The problem with the Andaya Highway has been existing for ages. Do the politicians in the region think it is a “ghost problem”, or just another “cash cow”?
Horibata and the local politicians claim, however, that with their love for the people of Camarines Sur, efforts are being done to repair the road. Indeed, they may have loved the people of Camarines Sur but, as Patty Smyth said, “Baby, sometimes love just ain’t enough”. There may be repair projects but the Andaya Highway continue to fail because projects alone do not equal governance.
The wrong debate: concrete vs. complaints
For years, public discussion has revolved around visible outputs—repaving, widening, patching, and resurfacing. These are easy to photograph, inaugurate, and list in accomplishment reports. But Andaya Highway keeps deteriorating not because engineers forgot how to build roads, but because the system surrounding the road is broken.
A road that carries heavy trucks, high traffic volume, and inter-provincial cargo flows cannot be treated like a barangay access road. When design assumptions, procurement practices, enforcement of axle-load limits, and maintenance regimes are misaligned, failure becomes predictable. Fresh asphalt simply delays the next collapse.

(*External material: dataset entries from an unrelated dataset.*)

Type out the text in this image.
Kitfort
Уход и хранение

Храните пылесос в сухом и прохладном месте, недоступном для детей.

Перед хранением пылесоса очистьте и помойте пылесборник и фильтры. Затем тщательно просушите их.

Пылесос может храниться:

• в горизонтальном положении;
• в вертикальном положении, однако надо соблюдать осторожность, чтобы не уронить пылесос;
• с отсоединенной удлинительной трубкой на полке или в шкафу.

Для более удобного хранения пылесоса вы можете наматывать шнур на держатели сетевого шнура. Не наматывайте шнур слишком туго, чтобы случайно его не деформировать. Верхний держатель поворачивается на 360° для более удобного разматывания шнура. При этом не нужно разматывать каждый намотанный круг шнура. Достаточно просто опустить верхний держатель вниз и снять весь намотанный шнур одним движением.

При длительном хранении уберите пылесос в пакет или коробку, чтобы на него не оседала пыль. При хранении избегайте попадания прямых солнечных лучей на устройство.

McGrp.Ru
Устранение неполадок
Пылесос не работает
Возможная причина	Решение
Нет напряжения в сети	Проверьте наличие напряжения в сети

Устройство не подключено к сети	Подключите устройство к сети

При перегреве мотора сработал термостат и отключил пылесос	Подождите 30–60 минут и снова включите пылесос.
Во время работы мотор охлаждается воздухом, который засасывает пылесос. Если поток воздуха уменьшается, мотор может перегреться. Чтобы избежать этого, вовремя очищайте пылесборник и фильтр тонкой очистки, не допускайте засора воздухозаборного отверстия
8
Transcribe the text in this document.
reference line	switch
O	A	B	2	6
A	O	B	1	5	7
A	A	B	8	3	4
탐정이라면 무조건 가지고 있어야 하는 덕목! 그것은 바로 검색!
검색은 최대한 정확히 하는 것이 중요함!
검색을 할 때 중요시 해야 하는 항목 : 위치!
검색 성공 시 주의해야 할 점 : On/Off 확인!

Horibata’s defense—and why it falls short
Congressman Tsuyoshi Anthony Horibata has largely defended his record by pointing to existing or ongoing DPWH works. That defense may be technically correct—but it is also strategically insufficient.
A district representative is not merely a project endorser. He is supposed to be a pressure point on national agencies like DPWH. The real question isn’t whether road projects can be listed—it’s whether the congressman has used his mandate to demand designs that match real traffic loads and to insist on accountability when roads fail long before their intended service life. Just as important, he must exercise oversight on how agencies operate in the district—including pushing the consistent enforcement of anti-overloading rules so that trucks that exceed allowable limits don’t keep crushing the highway faster than taxpayers can pay for “repairs.”
Without these, “improvements” are nothing but cosmetics.
Governance failure, not engineering ignorance
DPWH already knows the problems:
- Heavy and overloaded vehicles accelerate pavement failure.
- Drainage and subgrade weaknesses worsen damage during the rainy season.
- Fragmented contracts lead to patchwork fixes instead of corridor-wide resilience.
Yet these realities rarely translate into safeguards that stick. Why? Because enforcement is weak, incentives are misaligned, and political pressure is sporadic. When no one is held accountable for premature road failure, rebuilding becomes routine—and profitable. Take note: In practice, District Representatives can, and always ask, for the replacement of District Engineers if these are not performing well. If the DE is not performing well and is not replaced, either something is wrong with the Congressional District Representative, or he/she is using the wrong metrics. A usable and comfortable road, or more projects that fattens the pockets (at least of the contractors)?
This is where governance comes in. A functioning governance system makes it more expensive to fail than to do things right. On Andaya Highway, the opposite seems true.
What leadership should look like
If Andaya Highway were treated as a governance issue, the agenda would look very different:
- permanent and enforced axle-load controls, not selective crackdowns;
- performance-based maintenance contracts tied to road condition, not just project completion;
- public transparency on costs, variations, and defect-liability enforcement;
- corridor-level planning instead of isolated project segments.
These are not engineering miracles. They are political and institutional choices.
Stop blaming the road
Netizens are angry because they experience the same damage year after year. Politicians respond by pointing to new layers of concrete. Both sides talk past the real problem.
Andaya Highway is not collapsing because asphalt is weak. It is collapsing because governance allows it to fail repeatedly—without consequence.
Until politicians and District Representatives stop defending projects and start fixing systems, Andaya Highway will remain what it has long been: a very expensive lesson in how bad governance turns public infrastructure into a revolving repair fund.
Politicians always profess the love for their constituents. But with the decades-long problem like the Andaya Highway, it is just apt to use the line from Black Eyed Peas, “Where is the love?”